Rebecca West a écrit :
Dernièrement, sur un quiz, j'ai été étonnée par un auteur : Gilles Perrault avec "Le Secret du Roi". Bon, ce qui a été servi laisse songeur (il s'agit de cancan versaillais). Maintenant, j'ai vu qu'il existait 3 bouquins (tentants) et d'autres (L'orchestre Rouge par exemple) tout autant. Je souhaiterais avoir l'avis de connaisseurs. De personnes qui ont lu Perrault avec un certain recul et qui tâtent de l'époque/des époques évoquée(s).
Là on va être un peu HS, parce que les deux titres que vous évoquez sont des livres d'histoire, pas des romans.
Gilles Perrault a écrit aussi quelques romans historiques, tous, sauf erreur, se déroulant pendant la SGM, dont je n'ai lu qu'un seul, que j'ai trouvé très bien. Mais le gros de sa production est historique, avec une exception pour quelques ouvrages plus militants, tels que le parti-pris en faveur de Christian Ranucci dans "Le pull-over rouge" ou encore son remarquable travail sur l'histoire et le comportement de "Notre ami le roi" Hassan II. Si vous n'avez jamais vu mettre en lumière et "flinguer" un authentique salaud, tout en restant intéressant à lire, c'est l'occasion. Et d'ailleurs c'est de l'histoire aussi.

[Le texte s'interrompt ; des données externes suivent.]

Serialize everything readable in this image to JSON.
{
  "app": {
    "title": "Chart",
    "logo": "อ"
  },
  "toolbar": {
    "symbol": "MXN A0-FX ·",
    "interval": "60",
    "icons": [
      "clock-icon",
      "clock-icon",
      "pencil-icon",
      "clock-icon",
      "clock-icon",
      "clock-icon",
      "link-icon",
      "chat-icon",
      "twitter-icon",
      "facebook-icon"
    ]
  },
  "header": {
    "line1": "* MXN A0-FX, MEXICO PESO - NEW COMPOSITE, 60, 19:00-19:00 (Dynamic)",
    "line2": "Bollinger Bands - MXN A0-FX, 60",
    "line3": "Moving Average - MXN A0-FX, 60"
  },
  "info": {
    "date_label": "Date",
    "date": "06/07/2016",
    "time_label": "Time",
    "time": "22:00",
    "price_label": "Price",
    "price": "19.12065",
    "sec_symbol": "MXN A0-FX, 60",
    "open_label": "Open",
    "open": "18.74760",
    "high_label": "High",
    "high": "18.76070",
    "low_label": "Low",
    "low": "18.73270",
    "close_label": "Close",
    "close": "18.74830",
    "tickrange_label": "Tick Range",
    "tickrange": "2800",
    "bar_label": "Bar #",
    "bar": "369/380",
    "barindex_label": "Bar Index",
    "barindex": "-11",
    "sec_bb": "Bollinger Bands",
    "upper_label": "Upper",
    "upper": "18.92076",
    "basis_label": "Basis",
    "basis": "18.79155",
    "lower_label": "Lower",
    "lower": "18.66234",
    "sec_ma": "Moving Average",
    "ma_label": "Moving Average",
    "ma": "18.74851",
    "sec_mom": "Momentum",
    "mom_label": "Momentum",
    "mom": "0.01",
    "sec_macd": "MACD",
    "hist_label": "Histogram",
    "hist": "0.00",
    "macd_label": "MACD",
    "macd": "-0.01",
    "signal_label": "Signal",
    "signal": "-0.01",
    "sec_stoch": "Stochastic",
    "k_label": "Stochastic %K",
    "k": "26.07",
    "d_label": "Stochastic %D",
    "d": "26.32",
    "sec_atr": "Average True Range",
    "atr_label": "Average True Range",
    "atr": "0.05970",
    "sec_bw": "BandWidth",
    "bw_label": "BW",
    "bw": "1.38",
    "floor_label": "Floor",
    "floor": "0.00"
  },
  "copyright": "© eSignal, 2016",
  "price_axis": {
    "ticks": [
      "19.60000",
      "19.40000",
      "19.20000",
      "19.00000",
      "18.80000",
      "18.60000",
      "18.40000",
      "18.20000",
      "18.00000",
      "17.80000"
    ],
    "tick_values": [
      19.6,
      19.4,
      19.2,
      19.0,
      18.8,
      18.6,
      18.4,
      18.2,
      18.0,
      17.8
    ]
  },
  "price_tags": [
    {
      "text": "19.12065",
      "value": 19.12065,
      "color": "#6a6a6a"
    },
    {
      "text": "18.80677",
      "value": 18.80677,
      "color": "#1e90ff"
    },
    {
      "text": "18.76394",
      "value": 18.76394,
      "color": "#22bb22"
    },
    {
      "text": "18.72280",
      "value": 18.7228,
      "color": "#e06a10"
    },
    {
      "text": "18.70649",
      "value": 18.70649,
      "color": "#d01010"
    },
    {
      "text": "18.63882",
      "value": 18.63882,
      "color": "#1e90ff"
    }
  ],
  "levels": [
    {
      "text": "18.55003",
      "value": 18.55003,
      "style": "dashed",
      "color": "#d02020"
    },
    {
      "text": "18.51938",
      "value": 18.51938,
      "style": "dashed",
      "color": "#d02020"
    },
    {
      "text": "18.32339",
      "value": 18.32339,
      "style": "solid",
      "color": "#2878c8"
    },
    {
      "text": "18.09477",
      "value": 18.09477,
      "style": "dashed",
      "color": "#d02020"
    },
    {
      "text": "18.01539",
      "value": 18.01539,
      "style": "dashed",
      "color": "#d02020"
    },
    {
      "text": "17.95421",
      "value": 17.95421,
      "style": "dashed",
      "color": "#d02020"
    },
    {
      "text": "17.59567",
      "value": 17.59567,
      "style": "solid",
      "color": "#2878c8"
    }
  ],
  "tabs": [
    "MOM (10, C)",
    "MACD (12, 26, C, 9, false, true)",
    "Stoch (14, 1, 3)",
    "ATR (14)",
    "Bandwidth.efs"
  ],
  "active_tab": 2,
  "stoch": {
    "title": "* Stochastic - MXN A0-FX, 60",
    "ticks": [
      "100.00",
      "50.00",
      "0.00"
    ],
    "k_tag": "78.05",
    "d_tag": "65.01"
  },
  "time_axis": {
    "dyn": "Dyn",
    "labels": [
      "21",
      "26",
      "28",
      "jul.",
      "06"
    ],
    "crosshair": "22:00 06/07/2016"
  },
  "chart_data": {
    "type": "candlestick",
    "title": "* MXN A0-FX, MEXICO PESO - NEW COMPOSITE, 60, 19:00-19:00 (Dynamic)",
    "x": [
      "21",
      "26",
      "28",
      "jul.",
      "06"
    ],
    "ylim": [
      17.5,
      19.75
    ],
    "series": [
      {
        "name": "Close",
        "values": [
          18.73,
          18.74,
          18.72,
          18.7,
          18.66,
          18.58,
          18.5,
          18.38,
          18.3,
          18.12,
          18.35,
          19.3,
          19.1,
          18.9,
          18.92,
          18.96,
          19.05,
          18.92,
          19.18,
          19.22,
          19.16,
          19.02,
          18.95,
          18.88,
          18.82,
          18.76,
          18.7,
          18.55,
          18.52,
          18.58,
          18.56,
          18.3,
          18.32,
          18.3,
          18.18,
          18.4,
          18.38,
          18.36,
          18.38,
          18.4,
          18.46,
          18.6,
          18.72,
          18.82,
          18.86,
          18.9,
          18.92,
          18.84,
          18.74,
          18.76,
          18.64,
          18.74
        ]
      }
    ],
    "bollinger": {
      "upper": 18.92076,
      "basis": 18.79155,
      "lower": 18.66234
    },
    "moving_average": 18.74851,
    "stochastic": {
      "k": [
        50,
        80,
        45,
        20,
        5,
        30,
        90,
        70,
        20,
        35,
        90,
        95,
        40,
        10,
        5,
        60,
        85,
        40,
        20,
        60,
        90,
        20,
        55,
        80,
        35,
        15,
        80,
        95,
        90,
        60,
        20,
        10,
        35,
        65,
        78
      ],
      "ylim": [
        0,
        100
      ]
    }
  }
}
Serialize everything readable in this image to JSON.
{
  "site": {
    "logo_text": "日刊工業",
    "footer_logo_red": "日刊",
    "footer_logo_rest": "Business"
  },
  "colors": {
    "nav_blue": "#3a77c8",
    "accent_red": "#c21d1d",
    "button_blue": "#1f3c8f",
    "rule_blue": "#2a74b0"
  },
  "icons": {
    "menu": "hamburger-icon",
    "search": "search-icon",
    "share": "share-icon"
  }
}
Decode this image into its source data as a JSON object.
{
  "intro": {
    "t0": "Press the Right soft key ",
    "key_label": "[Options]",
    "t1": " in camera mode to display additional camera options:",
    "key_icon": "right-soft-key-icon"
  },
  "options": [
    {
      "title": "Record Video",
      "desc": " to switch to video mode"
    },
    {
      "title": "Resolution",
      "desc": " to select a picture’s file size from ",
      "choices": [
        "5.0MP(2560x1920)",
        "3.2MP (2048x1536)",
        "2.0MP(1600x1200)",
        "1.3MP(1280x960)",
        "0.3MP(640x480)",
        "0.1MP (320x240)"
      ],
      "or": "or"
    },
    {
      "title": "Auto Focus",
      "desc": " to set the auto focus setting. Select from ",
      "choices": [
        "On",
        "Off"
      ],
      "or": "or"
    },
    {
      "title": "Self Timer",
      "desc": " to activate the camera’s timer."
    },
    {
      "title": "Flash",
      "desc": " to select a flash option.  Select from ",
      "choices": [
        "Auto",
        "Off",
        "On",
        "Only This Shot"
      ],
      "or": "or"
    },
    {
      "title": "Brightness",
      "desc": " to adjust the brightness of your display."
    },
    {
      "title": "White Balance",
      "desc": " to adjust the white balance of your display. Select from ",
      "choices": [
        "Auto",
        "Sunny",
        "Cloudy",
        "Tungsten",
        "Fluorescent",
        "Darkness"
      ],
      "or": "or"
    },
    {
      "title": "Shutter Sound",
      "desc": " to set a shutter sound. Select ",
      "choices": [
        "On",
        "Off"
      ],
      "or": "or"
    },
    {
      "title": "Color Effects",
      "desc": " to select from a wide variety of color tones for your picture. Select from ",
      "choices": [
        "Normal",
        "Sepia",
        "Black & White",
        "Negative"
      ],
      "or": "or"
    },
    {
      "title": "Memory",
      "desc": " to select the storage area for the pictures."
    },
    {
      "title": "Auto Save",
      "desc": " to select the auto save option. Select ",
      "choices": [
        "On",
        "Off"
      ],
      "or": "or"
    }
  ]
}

Gilles Perrault est un de mes auteurs préférés. Juriste, travaillant comme avocat pénaliste, il a un beau jour tout quitté pour aller s'installer à Sainte-Marie du Mont, dont la plage est plus connue sous le nom d'Utah Beach, pour y écrire son premier succès :"Le secret du Jour J".
S'il se déclare incapable d'écrire dix lignes sur la guerre elle-même, en revanche il a toujours été passionné par l'histoire des services secrets et des réseaux de résistance. C'est son truc.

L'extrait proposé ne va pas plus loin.